Chinesische Teigtaschen, indisches Curry mit Naan, malaysische Laksa-Suppe: Die Küche Singapurs ist so vielfältig wie seine Bevölkerung. In den beliebten Hawker Centers – halb offenen Gebäuden mit diversen Essensständen – bekommt man schon für weniger als 4 Singapur-Dollar (Fr. 2.90) eine der schmackhaften Spezialitäten. Viele Singapurer essen hier täglich.

Abhängig von Importen

Einer von ihnen ist der 23-jährige Marketingstudent Raphael Foo Chuan Kai. Nicht ohne Stolz schwärmt der Singapurer mit chinesischen Wurzeln: «Ich liebe die grosse Auswahl an verschiedensten Speisen. Immer, wenn ich im Ausland bin, vermisse ich das Essen hier.» Gekocht wird bei Raphael zu Hause nur ein bis zwei Mal pro Woche, ansonsten essen seine Familie und er auswärts. Woher das Essen kommt, das bei ihm auf dem Teller landet, interessiert ihn kaum: «Wie die meisten Singapurer vertraue ich auf die strikten Hygiene- und Qualitätsstandards. Daher ist die Herkunft der Lebensmittel unsere letzte Sorge.»
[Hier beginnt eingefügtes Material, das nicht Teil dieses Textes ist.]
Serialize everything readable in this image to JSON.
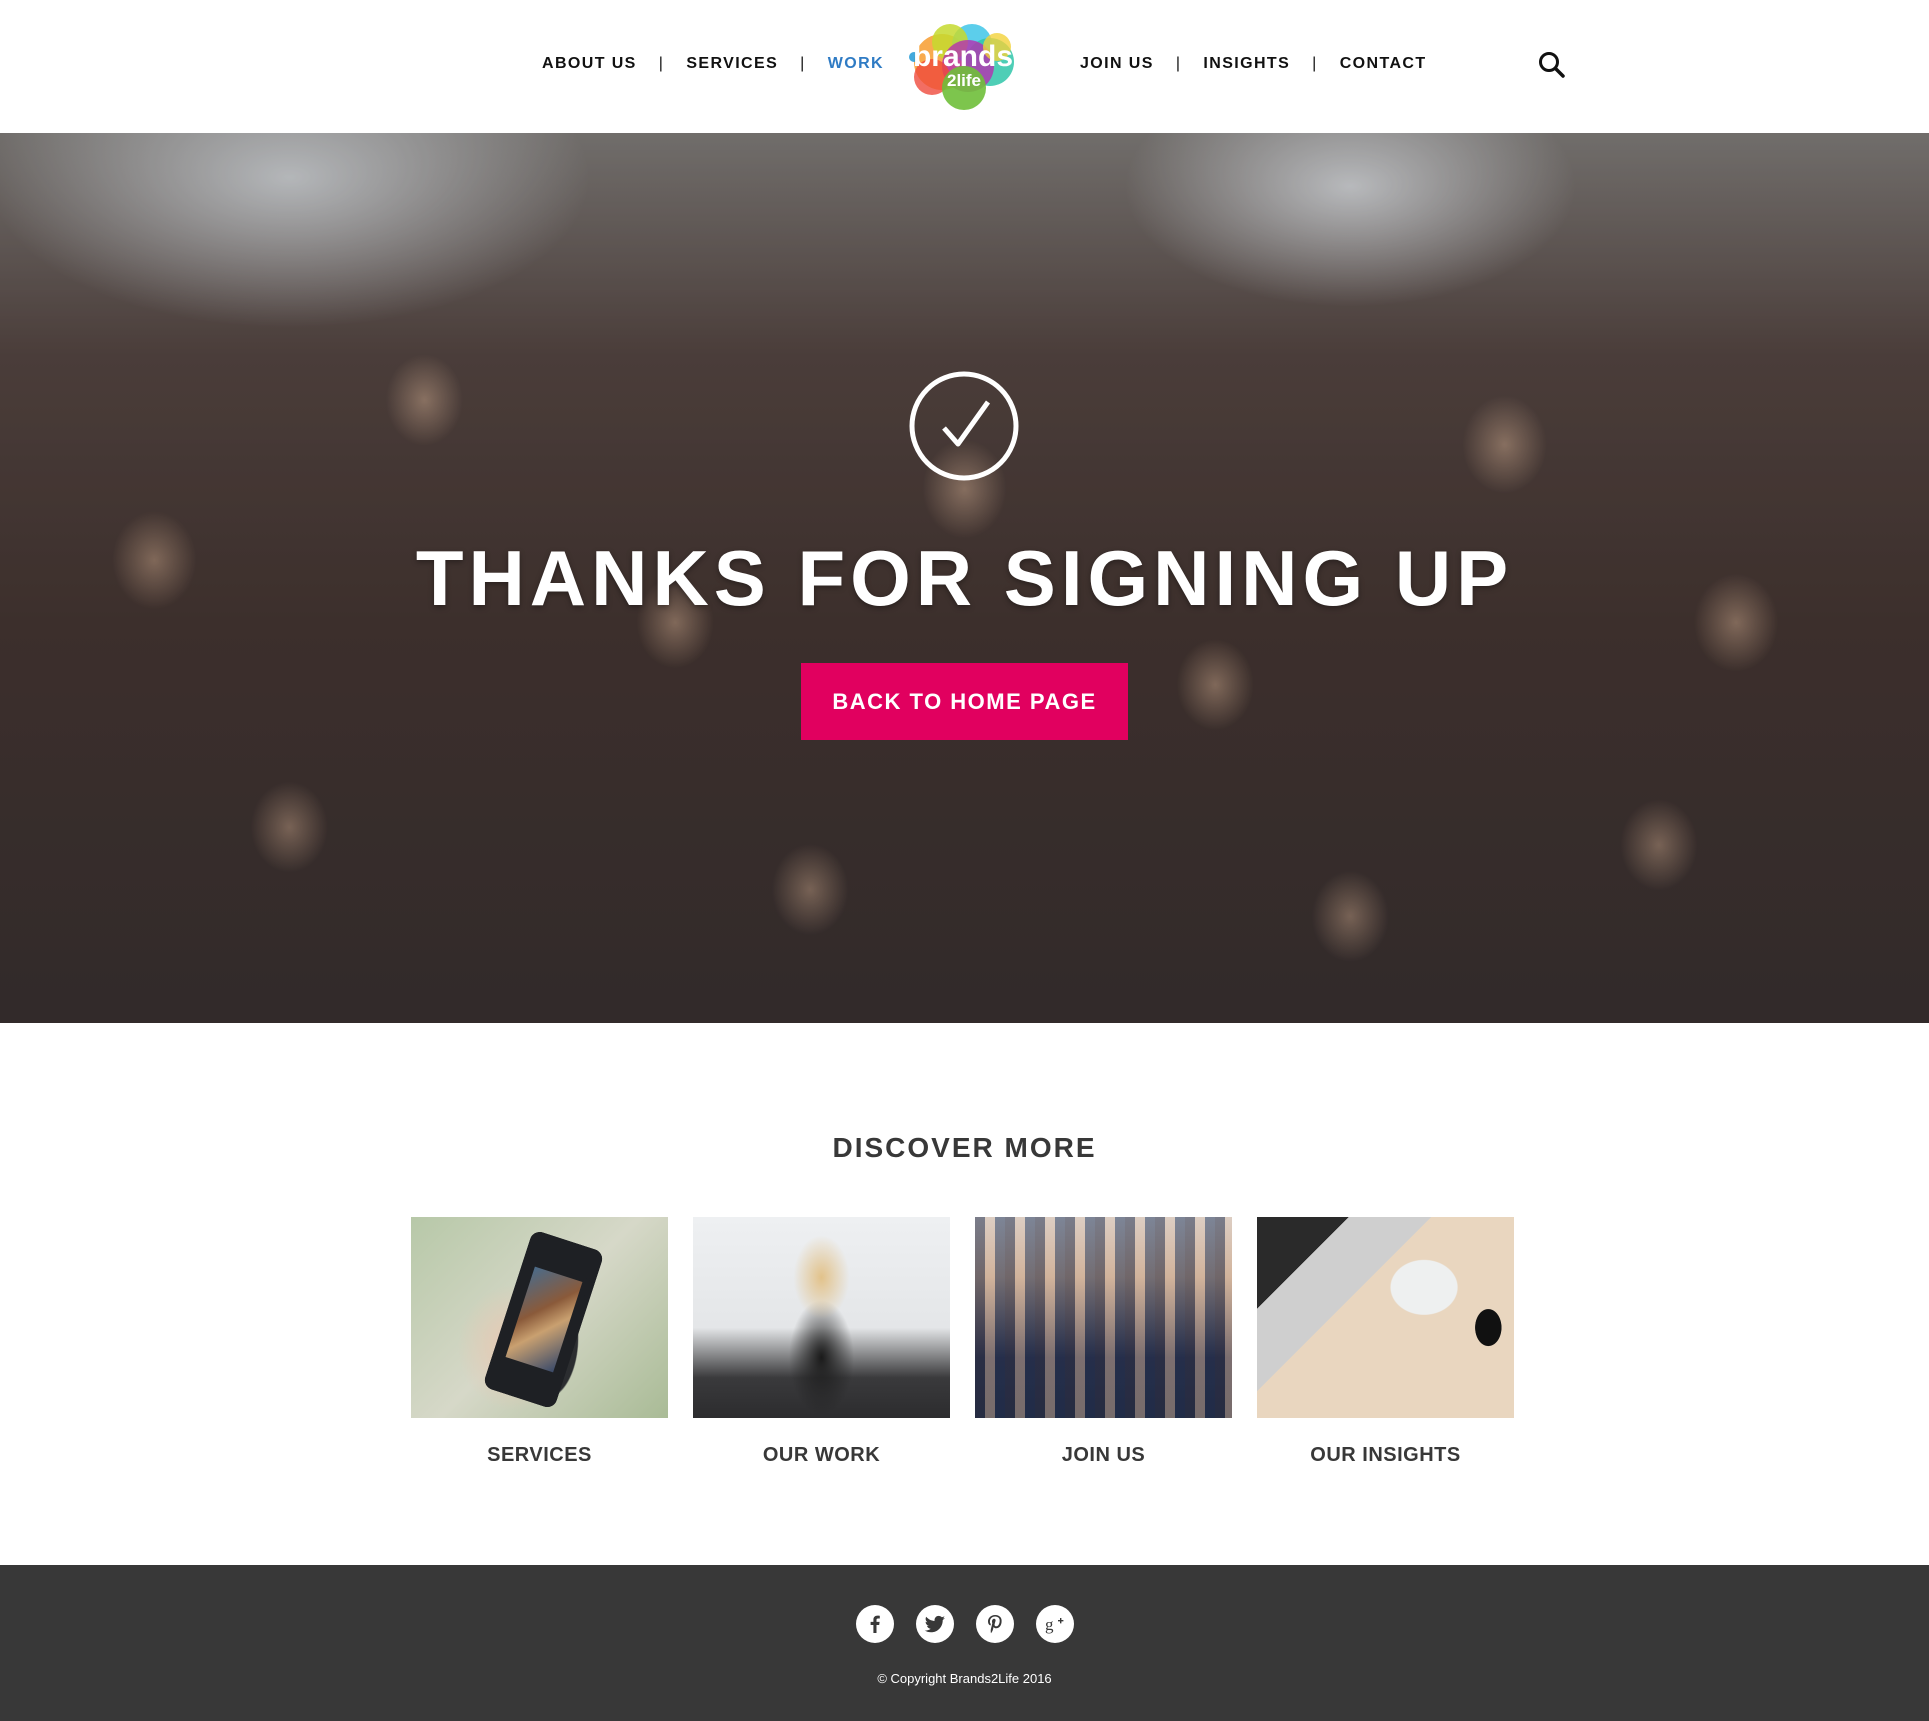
{
  "brand": {
    "logo_text_top": "brands",
    "logo_text_bottom": "2life"
  },
  "nav": {
    "left": [
      {
        "label": "ABOUT US",
        "active": false
      },
      {
        "label": "SERVICES",
        "active": false
      },
      {
        "label": "WORK",
        "active": true
      }
    ],
    "right": [
      {
        "label": "JOIN US",
        "active": false
      },
      {
        "label": "INSIGHTS",
        "active": false
      },
      {
        "label": "CONTACT",
        "active": false
      }
    ],
    "separator": "|",
    "search_icon": "search-icon",
    "active_color": "#2f7bc4"
  },
  "hero": {
    "icon": "check-circle-icon",
    "title": "THANKS FOR SIGNING UP",
    "button_label": "BACK TO HOME PAGE",
    "button_color": "#e1005f"
  },
  "discover": {
    "title": "DISCOVER MORE",
    "cards": [
      {
        "label": "SERVICES"
      },
      {
        "label": "OUR WORK"
      },
      {
        "label": "JOIN US"
      },
      {
        "label": "OUR INSIGHTS"
      }
    ]
  },
  "footer": {
    "socials": [
      "facebook-icon",
      "twitter-icon",
      "pinterest-icon",
      "google-plus-icon"
    ],
    "copyright": "© Copyright Brands2Life 2016",
    "background": "#383838"
  }
}
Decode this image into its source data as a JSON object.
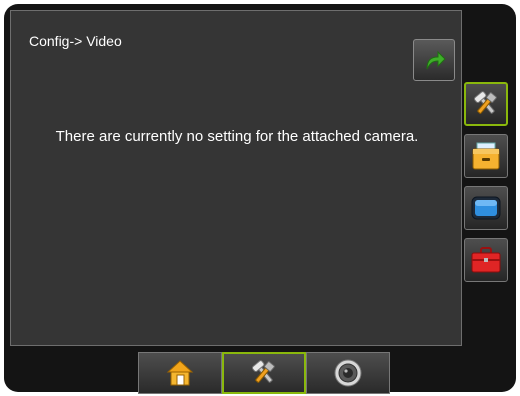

90 Prozent muss importiert werden

Um seine wachsende Bevölkerung ausreichend mit Essen versorgen zu können, ist Singapur auf massive Importe angewiesen. Über 90 Prozent aller Lebensmittel müssen aus dem Ausland eingeführt werden. Die Folgen dieser Abhängigkeit: Der Ausbruch einer Epidemie in einem der Zuliefererstaaten könnte zu Versorgungsengpässen führen. So wurde im Januar der Import von Schweinefleisch aus gewissen Regionen Chinas untersagt – Grund dafür war ein lokaler Ausbruch der Schweinegrippe. Auch politische Entscheide können Knappheiten nach sich ziehen. Als Malaysia zu Beginn dieses Jahres den Export von gewissen Fisch- und Shrimp-Arten untersagt hatte, um die einheimische Versorgung sicherzustellen, musste in Singapur mit Preisanstiegen gerechnet werden.

Keine Angst vor Engpass

Davor, dass es eines Tages zu einem ernsten Engpass in der Lebensmittelversorgung kommen könnte, hat Raphael Foo Chuan Kai keine Angst. Und glaubt man dem Global Food Security Index, so hat er recht damit. Denn Singapur steht weltweit auf Platz 1 in Sachen Lebensmittelsicherheit.

«Die Herkunft der Lebensmittel ist unsere letzte Sorge.»

Raphael Foo Chuan Kai, Marketingstudent aus Singapur.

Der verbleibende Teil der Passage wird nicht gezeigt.